Finanzierung von Immobilien
Eine eigene Immobilie hat für viele Kapitalanleger noch immer den höchsten Sicherheitscharakter. Zumal in wirtschaftlich unsicheren Zeiten die Immobilie vergleichsweise wenig an Wert verliert und je nach Lage sogar noch ansteigt. Oftmals ist bei Investoren aber das erforderliche Eigenkapital nicht oder nur teilweise vorhanden. Durch entsprechende Immobilienfinanzierung sollte dies aber kein Hindernis auf dem Weg zum Eigenheim sein.

Es gibt verschiedene Möglichkeiten, einen Immobilienkredit aufzunehmen. Der klassische Weg der Baufinanzierung ist nach wie vor über einen Bausparvertrag. Hierbei wird bereits in jungen Jahren in den Bausparvertrag immer wieder ein Kapitalbetrag einbezahlt, der sich über eine gewisse Laufzeit anspart. Ab Erreichen einer bestimmten Summe kann das Bauspardarlehen beantragt werden. Über den Bausparvertrag sichert man sich langfristig so einen günstigeren Zinssatz für das Darlehen, denn über viele Jahre kann dieser sich je nach wirtschaftlicher Lage nach oben verändern. Es ist lange nicht mehr so, dass ein Bausparvertrag lediglich für die Baufinanzierung verwendet werden kann. Auch dem Kauf einer bereits fertiggestellten Immobilie, ob Haus oder Eigentumswohnung, steht nichts im Wege.
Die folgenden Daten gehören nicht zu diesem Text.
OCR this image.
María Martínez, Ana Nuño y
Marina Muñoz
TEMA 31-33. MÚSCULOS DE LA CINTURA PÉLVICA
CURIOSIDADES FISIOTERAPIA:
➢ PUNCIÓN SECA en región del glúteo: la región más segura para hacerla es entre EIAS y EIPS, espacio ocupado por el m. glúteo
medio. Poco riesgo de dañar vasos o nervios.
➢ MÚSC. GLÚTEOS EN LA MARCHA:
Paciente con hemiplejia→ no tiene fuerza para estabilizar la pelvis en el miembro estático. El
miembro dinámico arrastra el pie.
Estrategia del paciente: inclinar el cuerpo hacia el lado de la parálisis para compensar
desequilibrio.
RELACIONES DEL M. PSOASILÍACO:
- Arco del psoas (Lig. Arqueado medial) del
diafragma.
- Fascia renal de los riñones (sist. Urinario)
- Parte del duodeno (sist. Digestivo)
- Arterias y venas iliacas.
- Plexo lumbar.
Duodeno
Der klassische und weit häufigste Fall der Immobilienfinanzierung erfolgt über eine Finanzierungsgrundschuld. Dabei wird bei Abschluss des notariellen Kaufvertrages vom Verkäufer eine Vollmacht zur Immobilienfinanzierung erteilt, wodurch der Käufer berechtigt ist, das Kaufobjekt bereits bevor er Eigentümer geworden ist mit einer Grundschuld zugunsten einer beliebigen Gläubigerin zu belasten. Die Gläubigerin zahlt den Immobilienkredit bei Fälligkeit des Kaufpreises zunächst nur in Höhe des vollständigen Kaufpreisbetrages an den Verkäufer aus. Somit ist sichergestellt, dass der Kaufpreis ohne ungesicherte Vorleistungen des Verkäufers tatsächlich bezahlt wird. Erst der dannach verbleibende Rest vom Immobilienkredit fließt an den Käufer und kann von diesem weiter verwendet werden.
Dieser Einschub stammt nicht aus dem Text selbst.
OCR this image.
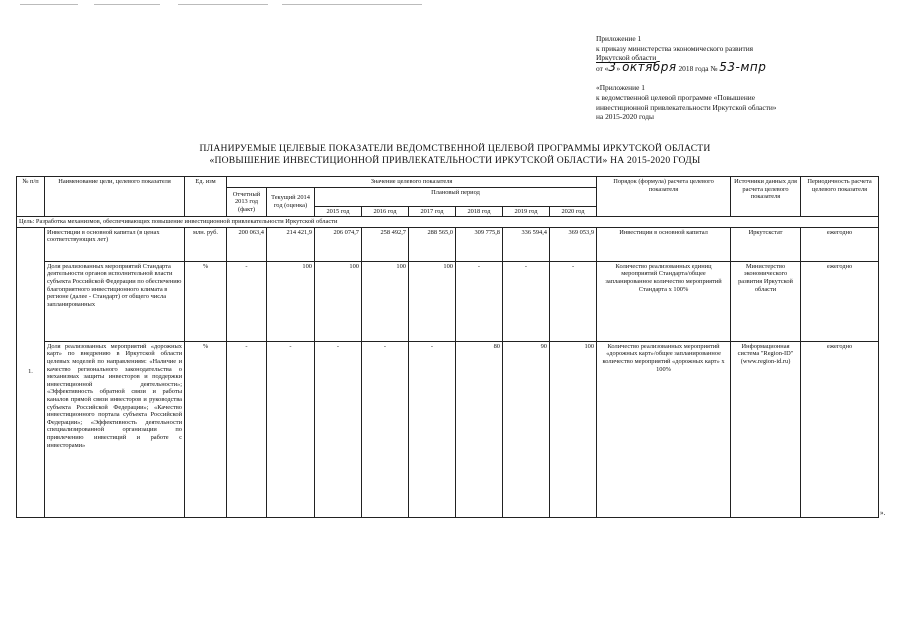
Приложение 1
к приказу министерства экономического развития
Иркутской области
от «3» октября 2018 года № 53-мпр
«Приложение 1
к ведомственной целевой программе «Повышение
инвестиционной привлекательности Иркутской области»
на 2015-2020 годы
ПЛАНИРУЕМЫЕ ЦЕЛЕВЫЕ ПОКАЗАТЕЛИ ВЕДОМСТВЕННОЙ ЦЕЛЕВОЙ ПРОГРАММЫ ИРКУТСКОЙ ОБЛАСТИ
«ПОВЫШЕНИЕ ИНВЕСТИЦИОННОЙ ПРИВЛЕКАТЕЛЬНОСТИ ИРКУТСКОЙ ОБЛАСТИ» НА 2015-2020 ГОДЫ
№ п/п	Наименование цели, целевого показателя	Ед. изм	Значение целевого показателя								Порядок (формула) расчета целевого показателя	Источники данных для расчета целевого показателя	Периодичность расчета целевого показателя
			Отчетный 2013 год (факт)	Текущий 2014 год (оценка)	Плановый период								
					2015 год	2016 год	2017 год	2018 год	2019 год	2020 год			
Цель: Разработка механизмов, обеспечивающих повышение инвестиционной привлекательности Иркутской области													
1.	Инвестиции в основной капитал (в ценах соответствующих лет)	млн. руб.	200 063,4	214 421,9	206 074,7	258 492,7	288 565,0	309 775,8	336 594,4	369 053,9	Инвестиции в основной капитал	Иркутскстат	ежегодно
	Доля реализованных мероприятий Стандарта деятельности органов исполнительной власти субъекта Российской Федерации по обеспечению благоприятного инвестиционного климата в регионе (далее - Стандарт) от общего числа запланированных	%	-	100	100	100	100	-	-	-	Количество реализованных единиц мероприятий Стандарта/общее запланированное количество мероприятий Стандарта x 100%	Министерство экономического развития Иркутской области	ежегодно
	Доля реализованных мероприятий «дорожных карт» по внедрению в Иркутской области целевых моделей по направлениям: «Наличие и качество регионального законодательства о механизмах защиты инвесторов и поддержки инвестиционной деятельности»; «Эффективность обратной связи и работы каналов прямой связи инвесторов и руководства субъекта Российской Федерации»; «Качество инвестиционного портала субъекта Российской Федерации»; «Эффективность деятельности специализированной организации по привлечению инвестиций и работе с инвесторами»	%	-	-	-	-	-	80	90	100	Количество реализованных мероприятий «дорожных карт»/общее запланированное количество мероприятий «дорожных карт» x 100%	Информационная система "Region-ID" (www.region-id.ru)	ежегодно
».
Einen Sonderfall stellen Baufinanzierung und Immobilienfinanzierung durch öffentliche Mittel dar. Zugehörige bestimmter Personengruppen, meist Familien unter einer bestimmten Einkommensgrenze, haben die Möglichkeit, durch Bewilligung der Stadt bzw. des Landes öffentliche Mittel zur Baufinanzierung zu erhalten. Öffentliche Mittel haben einen weitaus günstigeren Zinssatz für den Immobilienkredit, manchmal, je nach Institution, wird eine Verzinsung sogar ausgesetzt. Beachtet werden muss hierbei nur, dass der Immobilienkredit durch öffentliche Mittel erst ausgezahlt wird, wenn der Käufer bereits Eigentümer und die Sicherheit im Grundbuch eingetragen ist. Dass heißt, dass zur Zahlung des Kaufpreises, ohne die der Käufer gar nicht Eigentümer wird, eine Zwischenfinanzierung über eine andere Gläubigerin erfolgen muss. Die Grundschuld der zwischenfinanzierenden Gläubigerin wird nach Eigentumswechsel von der öffentlichen Stelle abgelöst.

Welche der Finanzierungsmöglichkeiten gewählt wird, hängt letztendlich immer von den persönlichen Einkommens- und Lebensverhältnissen ab. Abzuraten ist in den meisten Fällen von einer unüberlegten Vollfinanzierung, da in diesem Falle die Gefahr, die Immobilie zu verlieren, sobald sich persönliche Lebensumstände ändern, ab größten und Zins- und Tilgungslasten wegen mangelnder weiterer Sicherheiten am höchsten sind.